Ertesi gün Eyüp Sultan’da Aziz Mahmud Hüdâyî’nin eliyle kılıç kuşanma merasimi yapıldı; genç sultanın sünneti de birkaç gün sonra gerçekleştirildi. İlk yıllarda yönetimde ağırlık, annesi Kösem Sultan ve devlet ricâlindeydi.
Çocuk hükümdardan “şahsi idare”ye
1623–1632 arasında saray ve kapıkulu üzerindeki nüfuzunu artıran Kösem Sultan’ın gölgesinde geçen dönem, taşradaki karışıklıklar ve İran cephesindeki kayıplarla anılır. Genç sultan, 1632’de saray baskınında Sadrazam Hafız Ahmed Paşa’nın öldürülmesi gibi sarsıcı olayların ardından iktidarı bizzat eline aldı; idareyi sert disiplin tedbirleriyle toparladı.
Bu “toparlanma” hamlesinin fikrî arka planında, devlet düzenine dair teşhis ve çareleri içeren Koçi Bey risalesi de yer aldı; ilk nüshanın 1631’de IV. Murad’a sunulduğu kabul edilir.
İç düzen: yasaklar, gece baskınları, idamlar
IV. Murad, tütün ve kahve kullanımını ve meyhaneleri sıkı biçimde yasakladı; “fitne yuvası” gördüğü kahvehane ve meyhaneleri kapattı. Kuralları ihlâl edenler—hatta şüpheliler—dahi ağır şekilde cezalandırıldı. Sultanın zaman zaman tebdil-i kıyafetle sokakları denetlediği, gece sokağa çıkma sınırlamaları uygulattığı aktarılır.
Celâlî artıklarından Abaza isyanına
Taht değişikliklerinin yarattığı otorite boşluğunda Abaza Mehmed Paşa’nın, Genç Osman’ın öldürülmesini gerekçe göstererek başlattığı hareket, 1620’lerin ortasında Anadolu’da ciddi bir tehdit oluşturdu; birkaç yıl süren mücadele ve müzakerelerle bastırıldı.
Doğu seferleri: Revan ve Bağdat
Murad, 1635’te Revan (Erivan) seferinde şehri geçici olarak ele geçirerek itibar kazandı; asıl dönüm noktası ise 1638’de bizzat komuta ettiği seferle Bağdat’ın geri alınması oldu.

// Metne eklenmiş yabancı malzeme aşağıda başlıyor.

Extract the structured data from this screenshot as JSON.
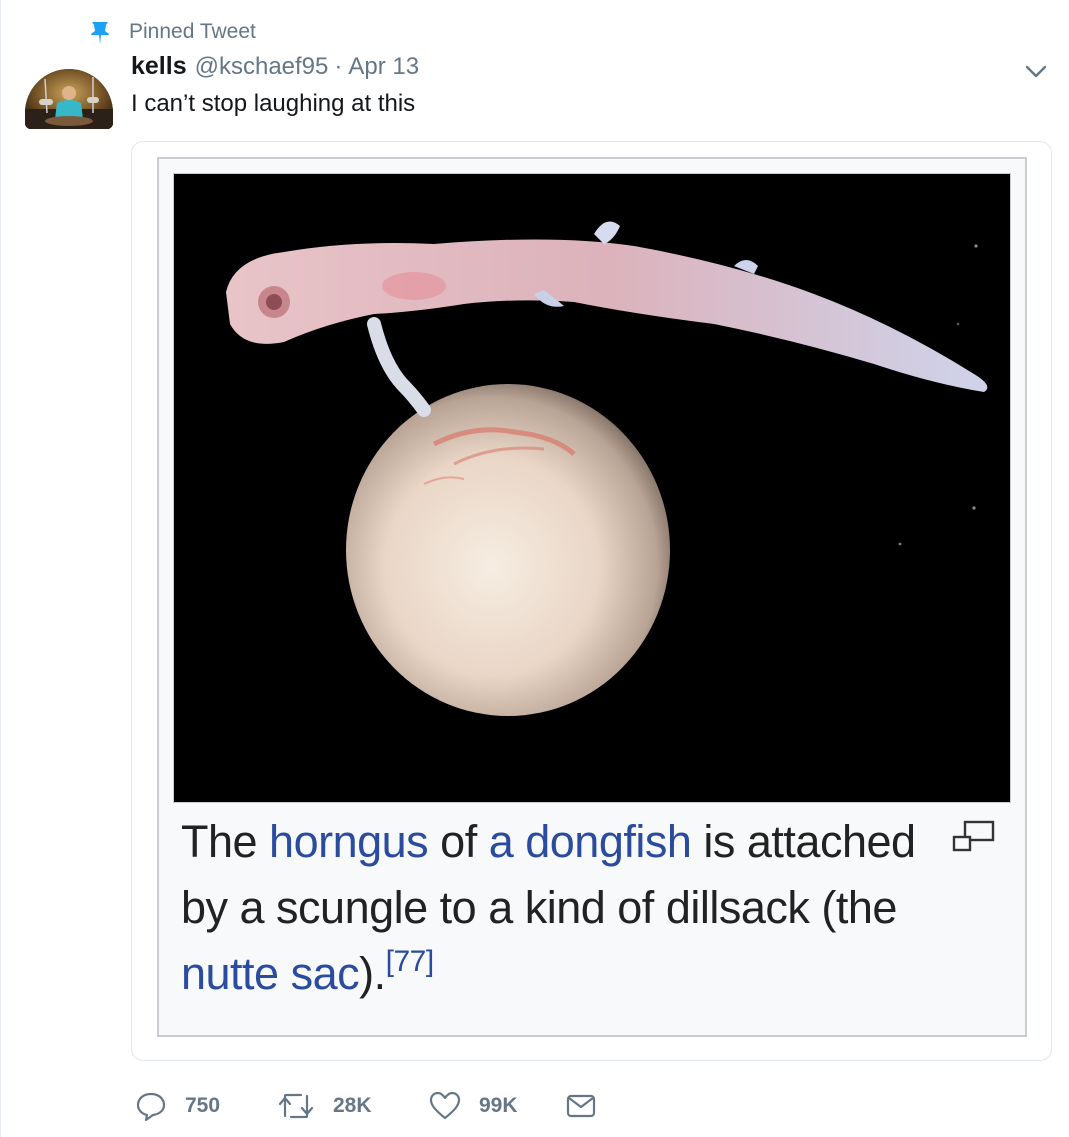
{
  "pinned": {
    "label": "Pinned Tweet",
    "icon": "pin-icon"
  },
  "author": {
    "display_name": "kells",
    "handle": "@kschaef95",
    "separator": "·",
    "date": "Apr 13"
  },
  "tweet": {
    "text": "I can’t stop laughing at this"
  },
  "media": {
    "caption": {
      "t1": "The ",
      "l1": "horngus",
      "t2": " of ",
      "l2": "a dongfish",
      "t3": " is attached by a scungle to a kind of dillsack (the ",
      "l3": "nutte sac",
      "t4": ").",
      "ref": "[77]"
    },
    "enlarge_icon": "magnify-clip-icon"
  },
  "actions": {
    "reply_count": "750",
    "retweet_count": "28K",
    "like_count": "99K"
  },
  "colors": {
    "accent": "#1da1f2",
    "muted": "#657786",
    "wiki_link": "#2a4b9e"
  }
}
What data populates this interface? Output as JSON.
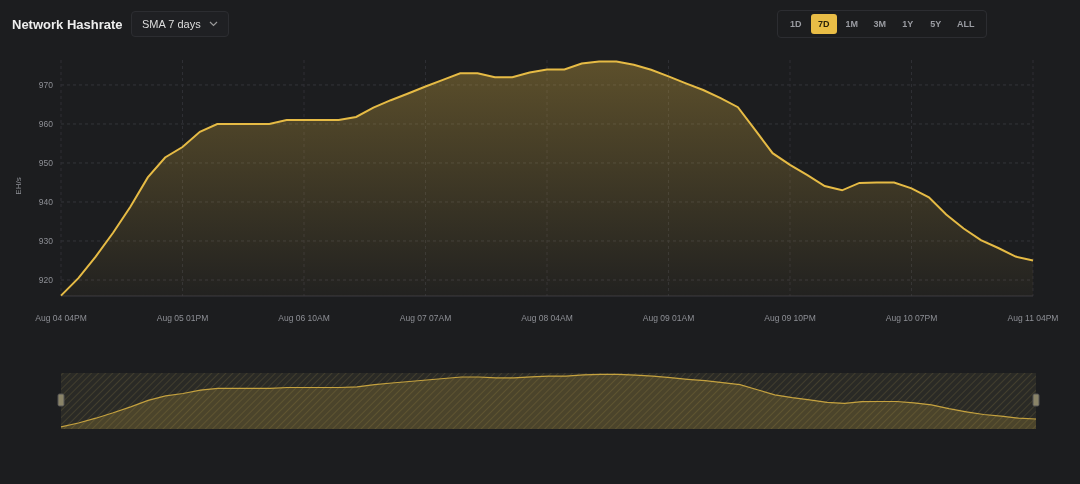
{
  "header": {
    "title": "Network Hashrate",
    "average_dropdown": {
      "value": "SMA 7 days"
    }
  },
  "ranges": [
    {
      "label": "1D",
      "selected": false
    },
    {
      "label": "7D",
      "selected": true
    },
    {
      "label": "1M",
      "selected": false
    },
    {
      "label": "3M",
      "selected": false
    },
    {
      "label": "1Y",
      "selected": false
    },
    {
      "label": "5Y",
      "selected": false
    },
    {
      "label": "ALL",
      "selected": false
    }
  ],
  "chart": {
    "chart_data": {
      "type": "area",
      "ylabel": "EH/s",
      "categories": [
        "Aug 04 04PM",
        null,
        null,
        null,
        null,
        null,
        null,
        "Aug 05 01PM",
        null,
        null,
        null,
        null,
        null,
        null,
        "Aug 06 10AM",
        null,
        null,
        null,
        null,
        null,
        null,
        "Aug 07 07AM",
        null,
        null,
        null,
        null,
        null,
        null,
        "Aug 08 04AM",
        null,
        null,
        null,
        null,
        null,
        null,
        "Aug 09 01AM",
        null,
        null,
        null,
        null,
        null,
        null,
        "Aug 09 10PM",
        null,
        null,
        null,
        null,
        null,
        null,
        "Aug 10 07PM",
        null,
        null,
        null,
        null,
        null,
        null,
        "Aug 11 04PM"
      ],
      "series": [
        {
          "color": "#e6bb45",
          "values": [
            916,
            920.5,
            926,
            932.1,
            938.8,
            946.3,
            951.4,
            954.1,
            958,
            960,
            960,
            960,
            960,
            961,
            961,
            961,
            961,
            961.8,
            964.2,
            966.1,
            967.8,
            969.6,
            971.3,
            973,
            973,
            972,
            972,
            973.2,
            974,
            974,
            975.5,
            976,
            976,
            975.2,
            973.9,
            972.2,
            970.4,
            968.7,
            966.6,
            964.3,
            958.4,
            952.5,
            949.5,
            946.9,
            944.1,
            943,
            944.9,
            945,
            945,
            943.5,
            941.2,
            936.8,
            933.2,
            930.2,
            928.2,
            926,
            925
          ]
        }
      ],
      "ylim": [
        915.9,
        976.4
      ],
      "grid": true,
      "yticks": [
        920,
        930,
        940,
        950,
        960,
        970
      ]
    }
  }
}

Bu başarı, Osmanlı–Safevî Savaşı (1623–1639)’na son veren 1639 Kasr-ı Şirin (Zuhab) Antlaşmasının zeminini hazırladı.
Kasr-ı Şirin çoğu zaman bugünkü Türkiye–İran (ve Irak) sınırının ana hatlarına temel oluşturan bir dönüm noktası olarak anılır; ancak akademik literatür, sınırın yüzyıllar süren müzakerelerle olgunlaştığını vurgular. Yani antlaşma nihai bir çizim değil, kalıcı bir çerçeve başlatmıştır.
Erken ölüm ve miras
IV. Murad 8 Şubat 1640’ta 27 yaşında öldüğünde ardında, devlet otoritesini yeniden tesis etmiş, fakat bunu sert (çoğu kez kanlı) yöntemlerle gerçekleştirmiş bir hükümdar portresi bıraktı. Yasak ve idamlarla simgelenen iç düzen politikaları kadar, Bağdat’ın fethi ve sonrasındaki diplomatik denge de saltanatının kalıcı izlerindendir.